Berawal dari seorang perempuan bernama Eryta Ambarita yang merasa tidak puas menerima pembagian harta warisan dari bapaknya ketika masih hidup (2009).  Enam tahun setelah kematian bapaknya yang bernama Bitner Ambarita pada 2 Juni 2011, Eryta melaporkan Rita Sitorus istri kedua Bitner Ambarita (menikah 25 Mei 1995) kepada Polda Sumut.

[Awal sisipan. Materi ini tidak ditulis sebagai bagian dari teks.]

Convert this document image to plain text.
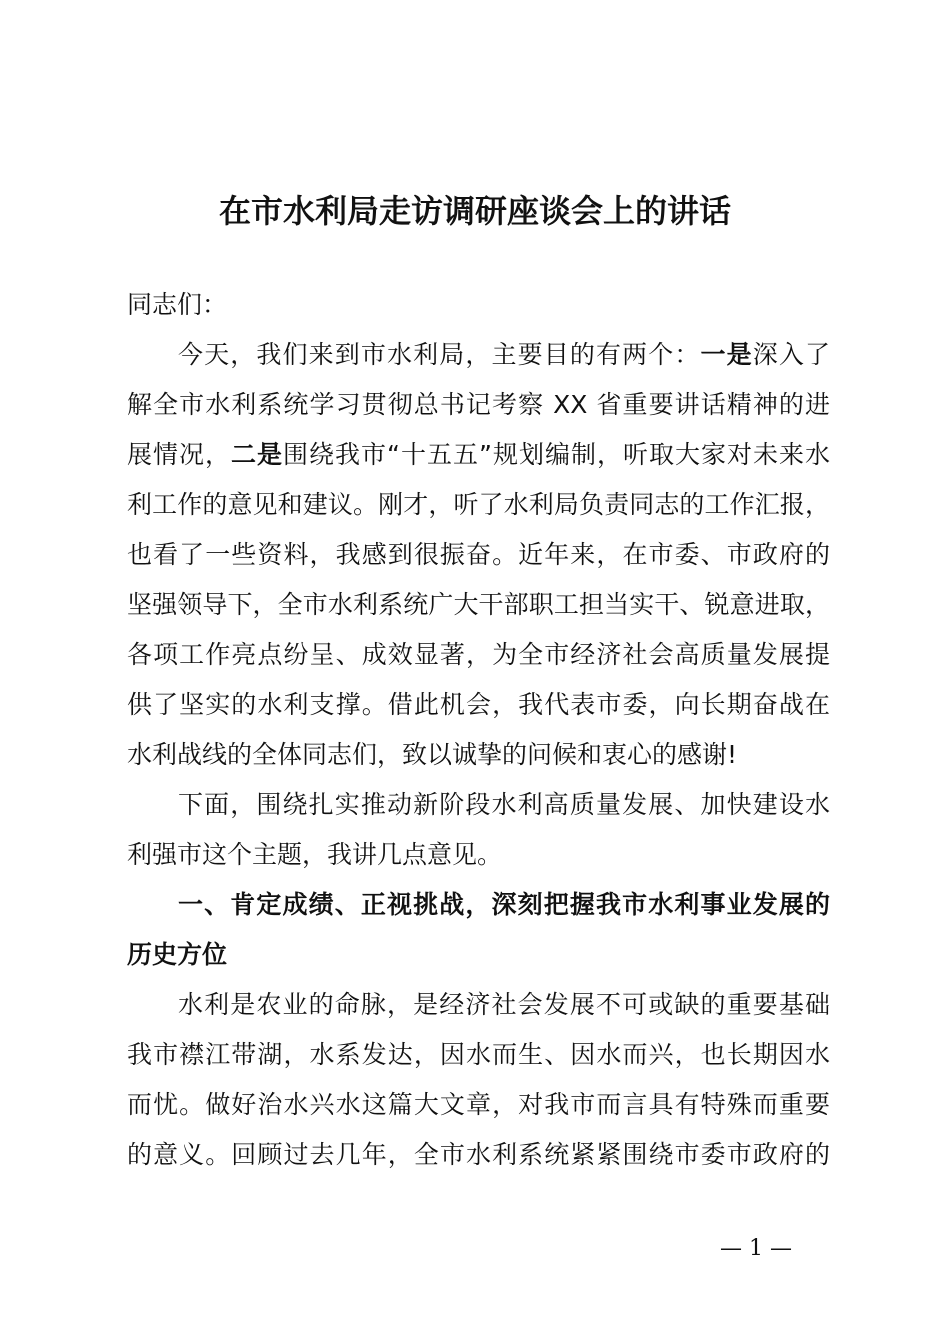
在市水利局走访调研座谈会上的讲话
同志们：
今天，我们来到市水利局，主要目的有两个：一是深入了
解全市水利系统学习贯彻总书记考察 XX 省重要讲话精神的进
展情况，二是围绕我市“十五五”规划编制，听取大家对未来水
利工作的意见和建议。刚才，听了水利局负责同志的工作汇报，
也看了一些资料，我感到很振奋。近年来，在市委、市政府的
坚强领导下，全市水利系统广大干部职工担当实干、锐意进取，
各项工作亮点纷呈、成效显著，为全市经济社会高质量发展提
供了坚实的水利支撑。借此机会，我代表市委，向长期奋战在
水利战线的全体同志们，致以诚挚的问候和衷心的感谢!
下面，围绕扎实推动新阶段水利高质量发展、加快建设水
利强市这个主题，我讲几点意见。
一、肯定成绩、正视挑战，深刻把握我市水利事业发展的
历史方位
水利是农业的命脉，是经济社会发展不可或缺的重要基础
我市襟江带湖，水系发达，因水而生、因水而兴，也长期因水
而忧。做好治水兴水这篇大文章，对我市而言具有特殊而重要
的意义。回顾过去几年，全市水利系统紧紧围绕市委市政府的
— 1 —
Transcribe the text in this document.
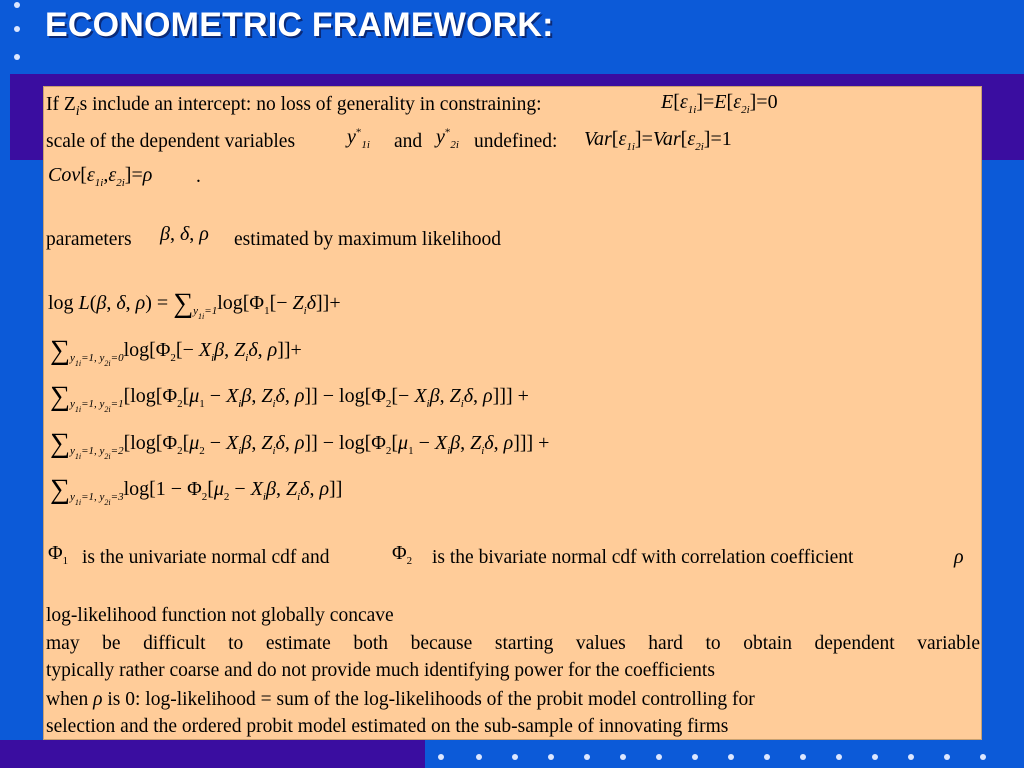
ECONOMETRIC FRAMEWORK:
If $Z_is$ include an intercept: no loss of generality in constraining:	$E[\varepsilon_{1i}]=E[\varepsilon_{2i}]=0$
scale of the dependent variables	$y^*_{1i}$ and $y^*_{2i}$ undefined: $Var[\varepsilon_{1i}]=Var[\varepsilon_{2i}]=1$
$Cov[\varepsilon_{1i},\varepsilon_{2i}]=\rho$ .
parameters β, δ, ρ estimated by maximum likelihood
log L(β, δ, $\rho) = \sum_{y_{1i}=1}\log[\Phi_1[- Z_i\delta]]+$
$\sum_{y_{1i}=1, y_{2i}=0}\log[\Phi_2[- X_i\beta$, $Z_i\delta$, ρ]]+
$\sum_{y_{1i}=1, y_{2i}=1}[\log[\Phi_2[\mu_1 - X_i\beta$, $Z_i\delta$, $\rho]] - \log[\Phi_2[- X_i\beta$, $Z_i\delta$, ρ]]] +
$\sum_{y_{1i}=1, y_{2i}=2}[\log[\Phi_2[\mu_2 - X_i\beta$, $Z_i\delta$, $\rho]] - \log[\Phi_2[\mu_1 - X_i\beta$, $Z_i\delta$, ρ]]] +
$\sum_{y_{1i}=1, y_{2i}=3}\log[1 - \Phi_2[\mu_2 - X_i\beta$, $Z_i\delta$, ρ]]
$\Phi_1$ is the univariate normal cdf and	$\Phi_2$ is the bivariate normal cdf with correlation coefficient	ρ
log-likelihood function not globally concave
may be difficult to estimate both because starting values hard to obtain dependent variable
typically rather coarse and do not provide much identifying power for the coefficients
when ρ is 0: log-likelihood = sum of the log-likelihoods of the probit model controlling for
selection and the ordered probit model estimated on the sub-sample of innovating firms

Perkara laporan polisi yang dibuat pada April 2015 tidak dapat diteruskan prosesnya kareba perbuatan yang dilaporkan bukan suatu tindak pidana. Terlebih lagi Eryta pada tahun 2009 telah menerima seluruh harta yang menjadi haknya selaku ahli waris dari Bitner Ambarita.

Penghentian perkara oleh Penyidik Polda Sumut tersebut tidak dapat diterima oleh Eryta. 

Ia kembali membuat laporan polisi di Polres Simalungun. Hasilnya sama, perkaranya dihentikan karena bukan pidana. Sedikitnya sebanyak lima laporan polisi yang dibuat Eryta terhadap ibu tirinya yang semuanya dihentikan perkaranya oleh penyidik.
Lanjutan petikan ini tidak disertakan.